Additional comments:
-It appears as the main contribution is the use of knowledge base embeddings for this particular problem, otherwise the approach is quite similar to what has been used for other domains.
-It's not easy to understand exactly why it's important to find tweets about ED (except those you can already find by search/filter).
-A separate validation set should have been used, not only training and test, otherwise overfitting is likely (and contributing to the high accuracy).
-As the authors also point out, the way the dataset is created (including labeling), might bias the sampling and results. I would have liked to be convinced that this is indeed not affecting the results, otherwise the performance is quite meaningless to me.

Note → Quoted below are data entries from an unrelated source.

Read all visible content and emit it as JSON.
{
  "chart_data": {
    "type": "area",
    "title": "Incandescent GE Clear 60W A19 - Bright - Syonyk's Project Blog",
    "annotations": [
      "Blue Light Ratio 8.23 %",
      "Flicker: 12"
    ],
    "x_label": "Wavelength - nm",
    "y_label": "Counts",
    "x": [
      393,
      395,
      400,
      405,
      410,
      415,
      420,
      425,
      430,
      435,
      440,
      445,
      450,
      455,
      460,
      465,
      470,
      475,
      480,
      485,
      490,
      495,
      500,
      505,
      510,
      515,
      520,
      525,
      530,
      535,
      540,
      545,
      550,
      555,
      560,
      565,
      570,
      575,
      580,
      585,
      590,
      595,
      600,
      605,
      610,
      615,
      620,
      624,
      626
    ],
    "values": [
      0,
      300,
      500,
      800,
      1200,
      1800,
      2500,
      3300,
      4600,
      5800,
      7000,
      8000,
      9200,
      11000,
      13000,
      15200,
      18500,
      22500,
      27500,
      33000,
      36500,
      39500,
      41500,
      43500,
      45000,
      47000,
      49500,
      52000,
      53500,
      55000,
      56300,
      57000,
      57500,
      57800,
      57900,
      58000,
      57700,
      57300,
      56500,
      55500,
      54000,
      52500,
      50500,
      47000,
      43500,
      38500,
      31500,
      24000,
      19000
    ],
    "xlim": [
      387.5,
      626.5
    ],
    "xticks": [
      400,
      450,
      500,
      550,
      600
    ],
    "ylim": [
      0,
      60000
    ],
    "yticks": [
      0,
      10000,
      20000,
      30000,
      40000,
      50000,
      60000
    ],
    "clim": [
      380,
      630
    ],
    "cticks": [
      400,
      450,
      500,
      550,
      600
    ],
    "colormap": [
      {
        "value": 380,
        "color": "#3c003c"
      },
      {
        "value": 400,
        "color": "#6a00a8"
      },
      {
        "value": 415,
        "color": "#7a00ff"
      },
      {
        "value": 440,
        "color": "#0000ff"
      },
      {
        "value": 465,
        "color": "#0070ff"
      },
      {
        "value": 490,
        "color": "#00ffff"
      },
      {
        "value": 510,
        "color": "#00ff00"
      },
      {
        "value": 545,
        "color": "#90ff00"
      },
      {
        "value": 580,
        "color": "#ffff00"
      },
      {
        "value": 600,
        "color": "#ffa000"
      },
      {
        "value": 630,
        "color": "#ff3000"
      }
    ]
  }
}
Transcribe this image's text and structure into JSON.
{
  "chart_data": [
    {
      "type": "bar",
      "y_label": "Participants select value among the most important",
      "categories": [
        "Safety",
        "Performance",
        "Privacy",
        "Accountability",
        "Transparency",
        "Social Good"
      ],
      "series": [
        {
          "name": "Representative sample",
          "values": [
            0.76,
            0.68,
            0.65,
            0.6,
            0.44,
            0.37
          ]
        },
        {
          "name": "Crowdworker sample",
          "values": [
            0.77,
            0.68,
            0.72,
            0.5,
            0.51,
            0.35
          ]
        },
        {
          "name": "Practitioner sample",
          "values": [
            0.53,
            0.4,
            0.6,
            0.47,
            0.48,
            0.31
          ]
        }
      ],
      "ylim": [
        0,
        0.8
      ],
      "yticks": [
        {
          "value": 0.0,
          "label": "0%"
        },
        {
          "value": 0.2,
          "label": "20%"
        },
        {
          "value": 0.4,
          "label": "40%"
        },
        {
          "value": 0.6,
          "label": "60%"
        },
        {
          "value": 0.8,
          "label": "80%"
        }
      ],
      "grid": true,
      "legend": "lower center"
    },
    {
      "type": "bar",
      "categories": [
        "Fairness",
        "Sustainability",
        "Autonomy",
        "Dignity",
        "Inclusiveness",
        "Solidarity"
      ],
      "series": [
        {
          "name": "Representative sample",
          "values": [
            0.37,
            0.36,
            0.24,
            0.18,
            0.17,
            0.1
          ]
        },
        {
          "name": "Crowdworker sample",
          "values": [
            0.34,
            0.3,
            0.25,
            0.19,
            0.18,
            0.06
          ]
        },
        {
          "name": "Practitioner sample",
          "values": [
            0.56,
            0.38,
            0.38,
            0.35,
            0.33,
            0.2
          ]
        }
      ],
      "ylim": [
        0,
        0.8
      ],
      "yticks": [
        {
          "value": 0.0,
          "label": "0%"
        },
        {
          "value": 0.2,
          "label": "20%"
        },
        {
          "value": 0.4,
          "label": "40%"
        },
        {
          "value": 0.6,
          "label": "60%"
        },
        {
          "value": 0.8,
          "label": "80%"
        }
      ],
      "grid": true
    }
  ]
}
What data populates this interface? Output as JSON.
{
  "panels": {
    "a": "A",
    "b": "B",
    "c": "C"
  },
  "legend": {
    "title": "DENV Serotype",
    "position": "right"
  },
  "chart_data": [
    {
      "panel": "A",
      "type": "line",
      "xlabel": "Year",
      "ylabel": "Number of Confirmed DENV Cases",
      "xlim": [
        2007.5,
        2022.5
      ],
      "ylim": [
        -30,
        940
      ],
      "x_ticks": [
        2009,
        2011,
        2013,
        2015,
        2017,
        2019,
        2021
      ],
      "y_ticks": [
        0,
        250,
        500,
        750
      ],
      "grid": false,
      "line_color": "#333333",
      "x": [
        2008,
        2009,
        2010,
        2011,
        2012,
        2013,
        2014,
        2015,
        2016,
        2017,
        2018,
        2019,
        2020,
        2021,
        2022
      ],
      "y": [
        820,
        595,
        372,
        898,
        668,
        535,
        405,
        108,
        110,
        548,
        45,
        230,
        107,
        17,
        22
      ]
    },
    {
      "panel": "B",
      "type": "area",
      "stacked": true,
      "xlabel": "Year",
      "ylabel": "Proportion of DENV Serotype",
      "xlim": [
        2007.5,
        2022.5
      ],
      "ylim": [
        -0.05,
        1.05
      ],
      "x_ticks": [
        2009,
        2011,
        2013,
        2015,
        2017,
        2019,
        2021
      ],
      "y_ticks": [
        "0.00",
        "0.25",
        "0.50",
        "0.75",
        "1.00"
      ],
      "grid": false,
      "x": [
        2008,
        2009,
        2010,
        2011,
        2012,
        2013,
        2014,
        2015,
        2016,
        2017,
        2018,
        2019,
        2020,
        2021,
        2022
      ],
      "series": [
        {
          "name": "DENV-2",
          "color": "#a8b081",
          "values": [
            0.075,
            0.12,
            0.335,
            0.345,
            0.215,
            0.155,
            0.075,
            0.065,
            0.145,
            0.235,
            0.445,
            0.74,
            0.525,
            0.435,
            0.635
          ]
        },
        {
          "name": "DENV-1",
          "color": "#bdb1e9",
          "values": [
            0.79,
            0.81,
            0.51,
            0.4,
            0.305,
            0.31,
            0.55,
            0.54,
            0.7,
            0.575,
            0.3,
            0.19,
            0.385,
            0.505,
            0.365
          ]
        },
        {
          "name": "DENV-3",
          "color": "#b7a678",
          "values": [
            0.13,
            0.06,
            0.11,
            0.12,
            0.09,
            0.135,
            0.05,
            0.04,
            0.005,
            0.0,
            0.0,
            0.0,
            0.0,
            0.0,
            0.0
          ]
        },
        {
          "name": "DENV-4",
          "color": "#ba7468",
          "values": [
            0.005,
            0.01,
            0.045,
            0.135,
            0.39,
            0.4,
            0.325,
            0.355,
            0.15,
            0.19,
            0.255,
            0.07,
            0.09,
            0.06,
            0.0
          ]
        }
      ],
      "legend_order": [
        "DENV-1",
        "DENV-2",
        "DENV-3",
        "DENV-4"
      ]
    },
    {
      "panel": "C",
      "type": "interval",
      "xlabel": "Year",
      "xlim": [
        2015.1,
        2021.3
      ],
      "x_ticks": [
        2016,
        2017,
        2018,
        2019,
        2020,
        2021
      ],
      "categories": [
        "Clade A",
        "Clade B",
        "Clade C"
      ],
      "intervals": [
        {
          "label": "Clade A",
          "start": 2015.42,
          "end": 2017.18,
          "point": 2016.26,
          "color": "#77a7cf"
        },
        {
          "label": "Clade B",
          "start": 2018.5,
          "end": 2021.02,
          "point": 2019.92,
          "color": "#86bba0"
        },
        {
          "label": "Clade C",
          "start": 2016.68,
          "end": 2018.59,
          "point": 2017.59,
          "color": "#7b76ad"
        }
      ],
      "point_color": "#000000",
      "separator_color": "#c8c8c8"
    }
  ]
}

-Except for the fact that knowledge graph embeddings are used, I don't see a strong contribution wrt. the semantic web research area.
-"ED 1" is likely to be very inaccurate, I don't expect the majority of those that have an ED would have it in their bio.
-Results are not very useful without knowing the number of elements for each class (e.g., is there class imbalance, which significantly affects the classification problem?).